さらに、おもちゃを使って飼い主が一緒に遊ぶことは、手や家具への甘噛み抑制にも効果的です。特におすすめなのが、ロープなどを使った「引っ張り遊び」。正しい遊び方で狩猟本能を満たし、人の手を噛む欲求を代替行動へと変えていきましょう。
【甘噛みを防ぐ!引っ張り遊びの3ステップ】
ステップ1. おもちゃを動かして誘う(狩猟本能の刺激)
おもちゃを床に這わせるように小刻みに動かし、「生き物」のように見せて子犬の興味を惹きつけます。人の手ではなくおもちゃに意識を集中させることが、最初の重要なポイントです。
ステップ2. 左右に引っ張り合う(欲求の解放)
子犬がおもちゃを口にくわえたら、上下ではなく「左右」に優しく引っ張り合います。上下に強く振ると首や歯を痛める原因になるため注意してください。このステップで「噛む」欲求を存分に満たしてあげましょう。
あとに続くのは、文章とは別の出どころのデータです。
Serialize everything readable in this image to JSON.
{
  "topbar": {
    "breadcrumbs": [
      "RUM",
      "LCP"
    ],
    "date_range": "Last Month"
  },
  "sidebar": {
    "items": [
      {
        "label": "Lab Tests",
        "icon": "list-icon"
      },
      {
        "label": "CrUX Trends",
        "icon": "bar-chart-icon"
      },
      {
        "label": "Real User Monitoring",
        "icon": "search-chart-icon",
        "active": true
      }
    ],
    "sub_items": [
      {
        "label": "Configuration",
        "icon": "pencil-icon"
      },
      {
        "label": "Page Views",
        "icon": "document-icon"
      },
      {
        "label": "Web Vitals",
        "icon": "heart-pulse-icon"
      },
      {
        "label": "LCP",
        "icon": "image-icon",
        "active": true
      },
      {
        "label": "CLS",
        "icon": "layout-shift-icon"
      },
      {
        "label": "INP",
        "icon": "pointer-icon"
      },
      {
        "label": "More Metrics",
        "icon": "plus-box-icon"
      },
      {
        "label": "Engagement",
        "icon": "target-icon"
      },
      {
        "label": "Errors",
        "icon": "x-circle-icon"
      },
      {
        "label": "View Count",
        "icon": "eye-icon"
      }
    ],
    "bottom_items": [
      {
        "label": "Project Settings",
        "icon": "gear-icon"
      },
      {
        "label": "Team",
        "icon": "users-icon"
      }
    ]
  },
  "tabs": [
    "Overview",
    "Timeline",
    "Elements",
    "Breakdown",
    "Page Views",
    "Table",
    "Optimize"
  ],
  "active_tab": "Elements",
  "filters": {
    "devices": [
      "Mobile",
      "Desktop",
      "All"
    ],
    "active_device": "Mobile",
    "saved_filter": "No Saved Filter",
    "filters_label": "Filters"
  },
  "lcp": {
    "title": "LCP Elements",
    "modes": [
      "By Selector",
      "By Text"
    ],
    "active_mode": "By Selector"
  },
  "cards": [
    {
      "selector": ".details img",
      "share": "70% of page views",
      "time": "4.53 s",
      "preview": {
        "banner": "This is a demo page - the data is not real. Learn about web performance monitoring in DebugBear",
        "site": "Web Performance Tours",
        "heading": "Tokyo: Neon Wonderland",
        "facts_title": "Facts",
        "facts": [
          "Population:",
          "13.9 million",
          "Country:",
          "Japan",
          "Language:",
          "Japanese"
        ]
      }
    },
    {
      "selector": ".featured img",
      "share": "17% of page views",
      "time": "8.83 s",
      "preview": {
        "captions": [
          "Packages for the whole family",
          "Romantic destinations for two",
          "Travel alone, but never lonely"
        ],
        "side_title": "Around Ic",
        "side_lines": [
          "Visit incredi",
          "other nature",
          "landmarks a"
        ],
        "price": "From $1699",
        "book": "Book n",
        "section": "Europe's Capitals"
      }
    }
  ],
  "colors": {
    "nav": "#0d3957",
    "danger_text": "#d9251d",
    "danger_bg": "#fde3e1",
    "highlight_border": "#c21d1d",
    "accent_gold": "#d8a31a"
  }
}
ステップ3. 「ちょうだい」で交換する(興奮のコントロール)
少し遊んだら、おもちゃの動きをピタッと止めます。子犬が口を離した瞬間に「ご褒美(フード)」を与え、おもちゃと交換します。「人の手を噛んで興奮し続ける」ことを防ぎ、飼い主のコントロール下で遊ぶルールを教えることができます。なお、遊びの時間は1回10〜15分程度を目安にするとよいでしょう。子犬は過度な興奮が続くと疲弊しやすいため、適切な休憩を挟んでください。
まとめ:もう誤飲に怯えない!自信を持って愛犬と遊ぼう
子犬の生え変わり期のトラブルも、明確な安全基準を知っていれば確実に防げます。今日の最重要ポイントをおさらいします。
- ひづめや硬いプラスチックは歯の破折の原因になるため絶対NG。逆に柔らかすぎて千切れやすい素材も誤飲の観点から注意が必要。
- 安全な硬さは「人間の爪を立てて少しへこむ」程度で判定できる。
- 誤飲を防ぐために「犬の口の幅よりも十分に大きい」サイズを選ぶ。
- おもちゃは与えっぱなしにせず、「引っ張り遊び」で手への甘噛みを防ぎながら、破損状態を都度確認する。
あなたはこの記事を読んだことで、愛犬を危険から守るための「獣医師基準の知識」を手に入れました。ネットの情報過多に惑わされたり、留守番中の誤飲に怯えたりする必要はなくなります。
まずは今ご自宅にあるおもちゃに、あなたの「爪」を立ててみてください。硬すぎると感じたら、悲しい事故が起きる前に、安全な天然ゴム製のおもちゃへ切り替えてあげましょう。選んだ安全なおもちゃで、子犬との楽しいコミュニケーションの時間を心置きなく満喫してください。